Indiana Jones is not really a franchise film in the modern sense. It's a sequel, sure, but it comes many years after the last one and is mostly a self contained adventure. It's not like the MCU where everything builds up on what came before or teases what comes next to try to build up a larger universe. Whatever attempt there might have been to make Phoebe Waller-Bridge into the next Indiana Jones, didn't make it into the final movie.

Same for Flash, the DCU is a mess and already scheduled for a reboot. Nobody really cares about the DCU anymore, since nobody really even knows what the state of that universe is. It's just random cameos without a clear continuity and it all will be blinked out of existence in a bit anyway.

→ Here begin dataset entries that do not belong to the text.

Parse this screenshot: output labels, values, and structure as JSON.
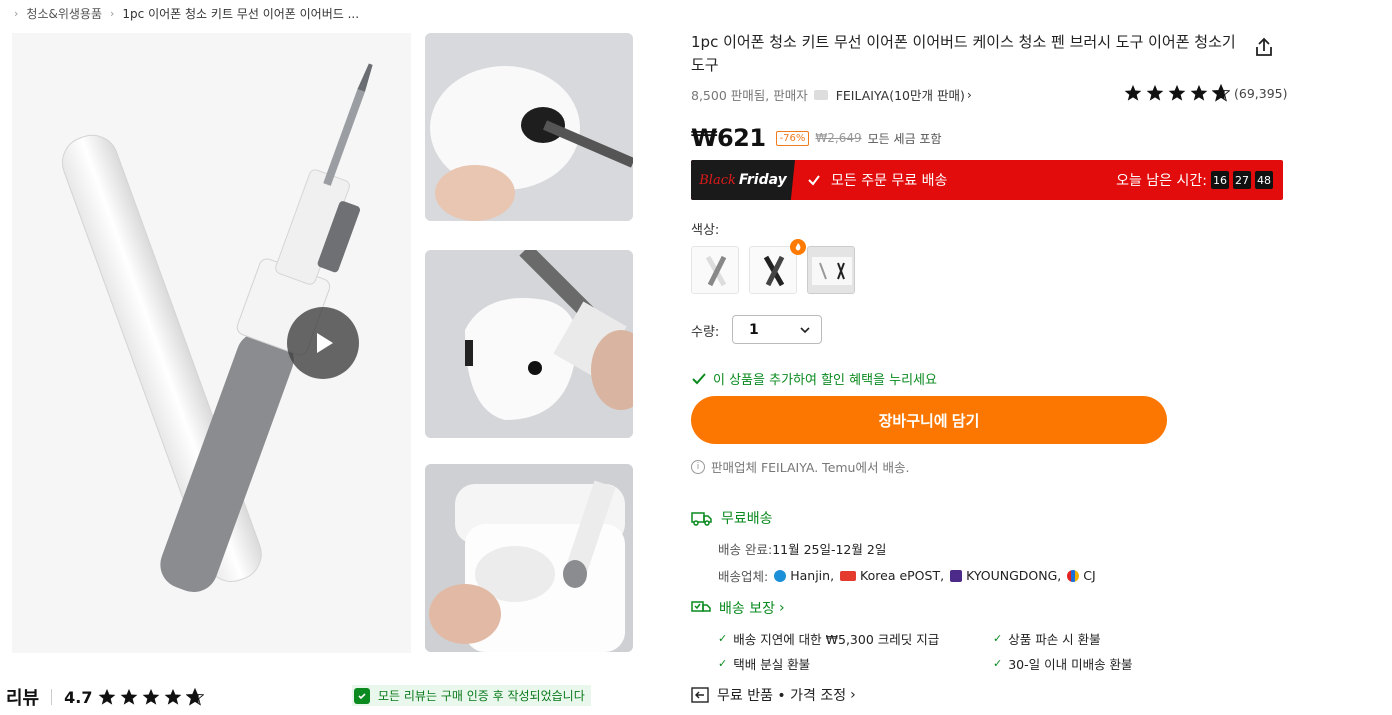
{
  "breadcrumb": {
    "items": [
      "청소&위생용품",
      "1pc 이어폰 청소 키트 무선 이어폰 이어버드 ..."
    ]
  },
  "product": {
    "title": "1pc 이어폰 청소 키트 무선 이어폰 이어버드 케이스 청소 펜 브러시 도구 이어폰 청소기 도구",
    "sales": "8,500 판매됨, 판매자",
    "seller": "FEILAIYA(10만개 판매)",
    "rating_count": "(69,395)",
    "rating_value": 4.7,
    "price": "₩621",
    "discount": "-76%",
    "original_price": "₩2,649",
    "tax_note": "모든 세금 포함"
  },
  "banner": {
    "black": "Black",
    "friday": "Friday",
    "free_shipping": "모든 주문 무료 배송",
    "time_label": "오늘 남은 시간:",
    "hours": "16",
    "minutes": "27",
    "seconds": "48",
    "bg_color": "#e20c0c"
  },
  "options": {
    "color_label": "색상:",
    "qty_label": "수량:",
    "qty_value": "1",
    "bundle_text": "이 상품을 추가하여 할인 혜택을 누리세요"
  },
  "actions": {
    "add_to_cart": "장바구니에 담기",
    "accent": "#fb7701"
  },
  "seller_info": "판매업체 FEILAIYA. Temu에서 배송.",
  "shipping": {
    "title": "무료배송",
    "delivery_label": "배송 완료:",
    "delivery_value": "11월 25일-12월 2일",
    "carrier_label": "배송업체:",
    "carriers": [
      "Hanjin,",
      "Korea ePOST,",
      "KYOUNGDONG,",
      "CJ"
    ]
  },
  "guarantee": {
    "title": "배송 보장",
    "items": [
      "배송 지연에 대한 ₩5,300 크레딧 지급",
      "상품 파손 시 환불",
      "택배 분실 환불",
      "30-일 이내 미배송 환불"
    ]
  },
  "returns": {
    "label": "무료 반품 • 가격 조정"
  },
  "reviews": {
    "title": "리뷰",
    "score": "4.7",
    "verified_text": "모든 리뷰는 구매 인증 후 작성되었습니다"
  }
}
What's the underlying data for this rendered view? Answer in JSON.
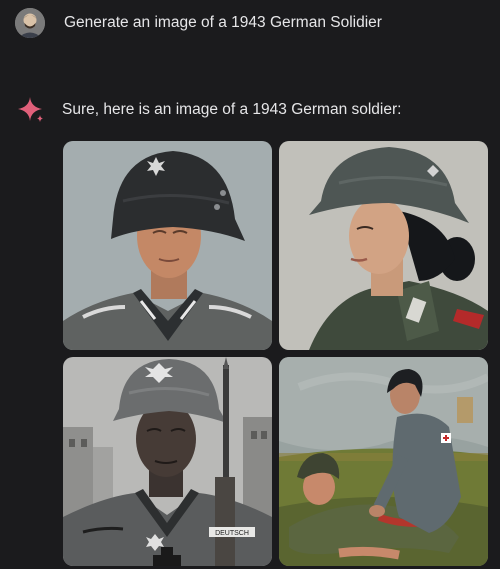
{
  "conversation": {
    "user_message": "Generate an image of a 1943 German Solidier",
    "assistant_message": "Sure, here is an image of a 1943 German soldier:"
  },
  "images": [
    {
      "label": "generated-image-1"
    },
    {
      "label": "generated-image-2"
    },
    {
      "label": "generated-image-3",
      "visible_text": "DEUTSCH"
    },
    {
      "label": "generated-image-4"
    }
  ],
  "icons": {
    "avatar": "user-avatar",
    "assistant": "sparkle-icon"
  },
  "colors": {
    "background": "#1b1b1d",
    "text": "#e6e6e8",
    "sparkle_accent": "#e0607a"
  }
}
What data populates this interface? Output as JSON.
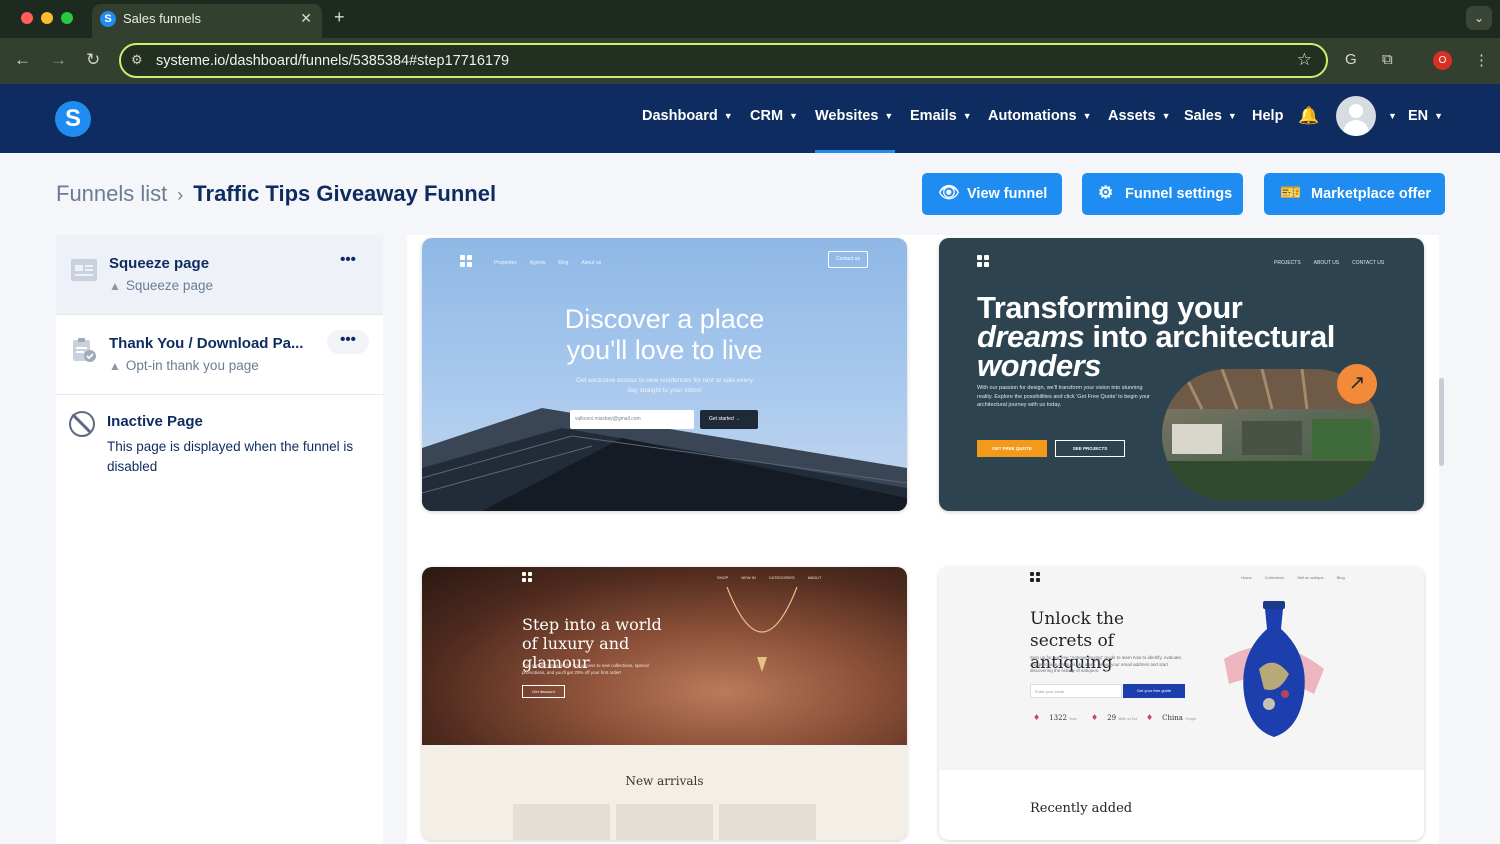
{
  "browser": {
    "tab_title": "Sales funnels",
    "new_tab": "+",
    "tab_close": "✕",
    "url": "systeme.io/dashboard/funnels/5385384#step17716179",
    "profile_badge": "O"
  },
  "app": {
    "logo_letter": "S",
    "nav": [
      {
        "label": "Dashboard",
        "active": false
      },
      {
        "label": "CRM",
        "active": false
      },
      {
        "label": "Websites",
        "active": true
      },
      {
        "label": "Emails",
        "active": false
      },
      {
        "label": "Automations",
        "active": false
      },
      {
        "label": "Assets",
        "active": false
      },
      {
        "label": "Sales",
        "active": false
      },
      {
        "label": "Help",
        "active": false
      }
    ],
    "language": "EN",
    "accent_color": "#1e8cf0",
    "header_color": "#0e2c5f"
  },
  "page": {
    "breadcrumb_parent": "Funnels list",
    "breadcrumb_current": "Traffic Tips Giveaway Funnel",
    "buttons": {
      "view_funnel": "View funnel",
      "funnel_settings": "Funnel settings",
      "marketplace_offer": "Marketplace offer"
    }
  },
  "steps": [
    {
      "title": "Squeeze page",
      "subtitle": "Squeeze page",
      "more": "•••",
      "active": true
    },
    {
      "title": "Thank You / Download Pa...",
      "subtitle": "Opt-in thank you page",
      "more": "•••",
      "active": false
    }
  ],
  "inactive_page": {
    "title": "Inactive Page",
    "description": "This page is displayed when the funnel is disabled"
  },
  "templates": [
    {
      "nav": [
        "Properties",
        "Agents",
        "Blog",
        "About us"
      ],
      "contact": "Contact us",
      "headline": "Discover a place you'll love to live",
      "sub": "Get exclusive access to new residences for rent or sale,every day straight to your inbox!",
      "email_placeholder": "valkoxni.missbay@gmail.com",
      "cta": "Get started →"
    },
    {
      "nav": [
        "PROJECTS",
        "ABOUT US",
        "CONTACT US"
      ],
      "headline_1": "Transforming your",
      "headline_2_em": "dreams",
      "headline_2": " into architectural",
      "headline_3_em": "wonders",
      "para": "With our passion for design, we'll transform your vision into stunning reality. Explore the possibilities and click 'Get Free Quote' to begin your architectural journey with us today.",
      "cta_1": "GET FREE QUOTE",
      "cta_2": "SEE PROJECTS",
      "arrow": "↗"
    },
    {
      "nav": [
        "SHOP",
        "NEW IN",
        "CATEGORIES",
        "ABOUT"
      ],
      "headline": "Step into a world of luxury and glamour",
      "sub": "Join our VIP email list for first access to new collections, special promotions, and you'll get 20% off your first order!",
      "cta": "Get discount",
      "section": "New arrivals"
    },
    {
      "nav": [
        "Home",
        "Collections",
        "Sell an antique",
        "Blog"
      ],
      "headline": "Unlock the secrets of antiquing",
      "sub": "Sign up for our free \"Antique Buying\" guide to learn how to identify, evaluate, and purchase antiques like a pro. Leave your email address and start discovering the history of antiques.",
      "email_placeholder": "Enter your email",
      "cta": "Get your free guide",
      "stats": [
        {
          "value": "1322",
          "label": "Year"
        },
        {
          "value": "29",
          "label": "Bids so far"
        },
        {
          "value": "China",
          "label": "Origin"
        }
      ],
      "section": "Recently added"
    }
  ]
}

What the MCU is doing is much more interesting, as they used to have that shared universe and it was working. But what they have done in the last few years was a mess. They introduced multiverses, time travel and gods and basically ruined the own continuity they worked so hard to build up over the years. The power levels are completely out of control and it's hard to care about what is happening when everything can be multiverse'ed in and out of existence at will.

I don't think anybody will give up on franchises, the latest Batman already has a TV spinoff with The Penguin. But they hopefully will scale it back a bit and focus on making good movies first, not just endless teases of what will come next and trying to cram every cameo into the film they can think of.

[–] Twitchy1@lemmy.fmhy.ml 6 points 1 year ago* (last edited 1 year ago) (4 children)

Flash I had no interest in seeing, never got into the series or story... Indiana Jones to bring back now, from my point of view (especially after Ford's Star wars horrible return) felt like dragging him out as a big name to drum up ticket sales. New movies and storylines are a risk, it's safer to stick with what has sold for years I guess. I haven't looked but how did ghostbusters do recently?